(1298-C) Generation of Human Endothelial Cells for Integration of Pericytes and Regional Specific Astrocytes to Mimic in vitro Blood Brain Barrier Model from Human Induced Pluripotent Stem Cells

Abstract: The Human blood brain barrier (BBB) is a protective microvascular system that encapsulates the central nervous system (CNS) and is crucial for maintaining a homeostatic environment for the brain. Breakdown of the BBB’s integrity is implicated in several neurodegenerative diseases: Alzheimer’s Disease (AD), Parkinson’s disease (PD), Amyotrophic lateral Sclerosis (ALS), Multiple Sclerosis (MS), and Hunting’s disease, to name a few. Unfortunately, availability of primary human BBB and its cellular components are limited. Thus, precise recapitulation of human BBB in vitro is an efficient tool for pharmaceutical research and applications. This study demonstrates efficient methods to differentiate human induced pluripotent stem cells (hiPSCs) into three cellular components to mimic human BBB in vitro.
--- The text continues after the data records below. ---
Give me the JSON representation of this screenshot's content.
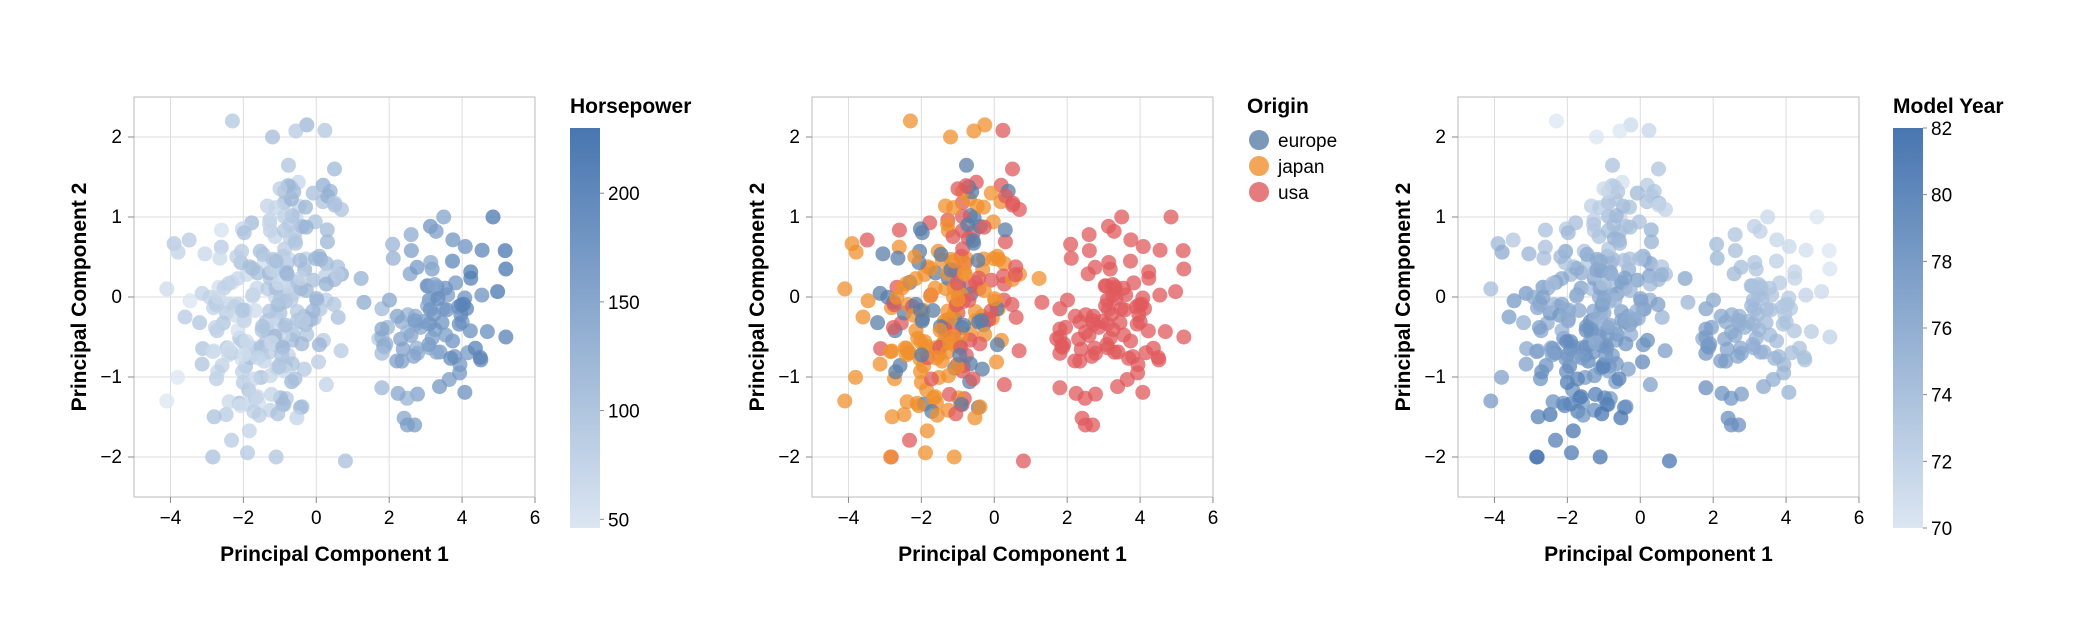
{
  "chart_data": [
    {
      "type": "scatter",
      "xlabel": "Principal Component 1",
      "ylabel": "Principal Component 2",
      "xlim": [
        -5,
        6
      ],
      "ylim": [
        -2.5,
        2.5
      ],
      "xticks": [
        -4,
        -2,
        0,
        2,
        4,
        6
      ],
      "yticks": [
        -2,
        -1,
        0,
        1,
        2
      ],
      "color_encoding": "continuous",
      "legend": {
        "title": "Horsepower",
        "min": 46,
        "max": 230,
        "ticks": [
          50,
          100,
          150,
          200
        ],
        "color_low": "#dbe6f2",
        "color_high": "#4876b0"
      },
      "clusters": [
        {
          "name": "left",
          "x_range": [
            -4.1,
            2.6
          ],
          "y_range": [
            -2.0,
            2.2
          ],
          "n": 260,
          "value_mean": 88,
          "value_sd": 16
        },
        {
          "name": "right",
          "x_range": [
            1.8,
            5.3
          ],
          "y_range": [
            -1.6,
            1.0
          ],
          "n": 100,
          "value_mean": 155,
          "value_sd": 28
        }
      ],
      "points_sample": [
        [
          -4.1,
          -1.3
        ],
        [
          -3.6,
          -0.25
        ],
        [
          -2.3,
          2.2
        ],
        [
          -1.1,
          -2.0
        ],
        [
          0.8,
          -2.05
        ],
        [
          5.2,
          0.35
        ],
        [
          5.2,
          -0.5
        ],
        [
          2.5,
          -1.6
        ],
        [
          -1.2,
          2.0
        ],
        [
          0.5,
          1.6
        ]
      ]
    },
    {
      "type": "scatter",
      "xlabel": "Principal Component 1",
      "ylabel": "Principal Component 2",
      "xlim": [
        -5,
        6
      ],
      "ylim": [
        -2.5,
        2.5
      ],
      "xticks": [
        -4,
        -2,
        0,
        2,
        4,
        6
      ],
      "yticks": [
        -2,
        -1,
        0,
        1,
        2
      ],
      "color_encoding": "categorical",
      "legend": {
        "title": "Origin",
        "entries": [
          {
            "label": "europe",
            "color": "#5b7ea8"
          },
          {
            "label": "japan",
            "color": "#f0902d"
          },
          {
            "label": "usa",
            "color": "#e05a5c"
          }
        ]
      },
      "clusters": [
        {
          "name": "europe",
          "x_range": [
            -4.1,
            1.0
          ],
          "y_range": [
            -1.4,
            2.2
          ],
          "n": 70
        },
        {
          "name": "japan",
          "x_range": [
            -3.3,
            0.5
          ],
          "y_range": [
            -1.4,
            2.0
          ],
          "n": 79
        },
        {
          "name": "usa",
          "x_range": [
            -1.5,
            5.3
          ],
          "y_range": [
            -2.05,
            1.6
          ],
          "n": 245
        }
      ],
      "points_sample": [
        [
          -4.1,
          -1.3
        ],
        [
          -2.3,
          2.2
        ],
        [
          -1.1,
          -2.0
        ],
        [
          0.8,
          -2.05
        ],
        [
          5.2,
          0.35
        ],
        [
          5.2,
          -0.5
        ]
      ]
    },
    {
      "type": "scatter",
      "xlabel": "Principal Component 1",
      "ylabel": "Principal Component 2",
      "xlim": [
        -5,
        6
      ],
      "ylim": [
        -2.5,
        2.5
      ],
      "xticks": [
        -4,
        -2,
        0,
        2,
        4,
        6
      ],
      "yticks": [
        -2,
        -1,
        0,
        1,
        2
      ],
      "color_encoding": "continuous",
      "legend": {
        "title": "Model Year",
        "min": 70,
        "max": 82,
        "ticks": [
          70,
          72,
          74,
          76,
          78,
          80,
          82
        ],
        "color_low": "#dbe6f2",
        "color_high": "#4876b0"
      },
      "clusters": [
        {
          "name": "left",
          "x_range": [
            -4.1,
            2.6
          ],
          "y_range": [
            -2.0,
            2.2
          ],
          "n": 260,
          "value_rule": "later years lower-left, earlier years top"
        },
        {
          "name": "right",
          "x_range": [
            1.8,
            5.3
          ],
          "y_range": [
            -1.6,
            1.0
          ],
          "n": 100,
          "value_rule": "earlier years upper-right, later years lower-left"
        }
      ],
      "points_sample": [
        [
          -4.1,
          -1.3
        ],
        [
          -2.3,
          2.2
        ],
        [
          -1.1,
          -2.0
        ],
        [
          0.8,
          -2.05
        ],
        [
          5.2,
          0.35
        ],
        [
          5.2,
          -0.5
        ]
      ]
    }
  ]
}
We differentiated, and identified each cell type by morphology and specific marker expression as follows: VE-cadherin+ZO1+Glut1+ endothelial cells (EC), PDGFRβ+NG2+ pericytes (PC) and GFAP+ astrocytes (AC). To characterize and assess barrier function of our human BBB in vitro, we optimized a tri-culture system with the hiPSC derived EC, PC, and AC, and measured the system’s transepithelial/ transendothelial electrical resistance (TEER) as well as permeability. Our TEER results indicate, the hiPSC-derived triculture of ECs, PCs, and ACs formed a monolayered which like a barrier. Because of its functional properties, the human BBB, is emerging as a critical target for pharmaceutical approaches. Therefore, hiPSC-based BBB modeling can be a reproducible strategy for disease modeling and drug screening in neurodegenerative diseases.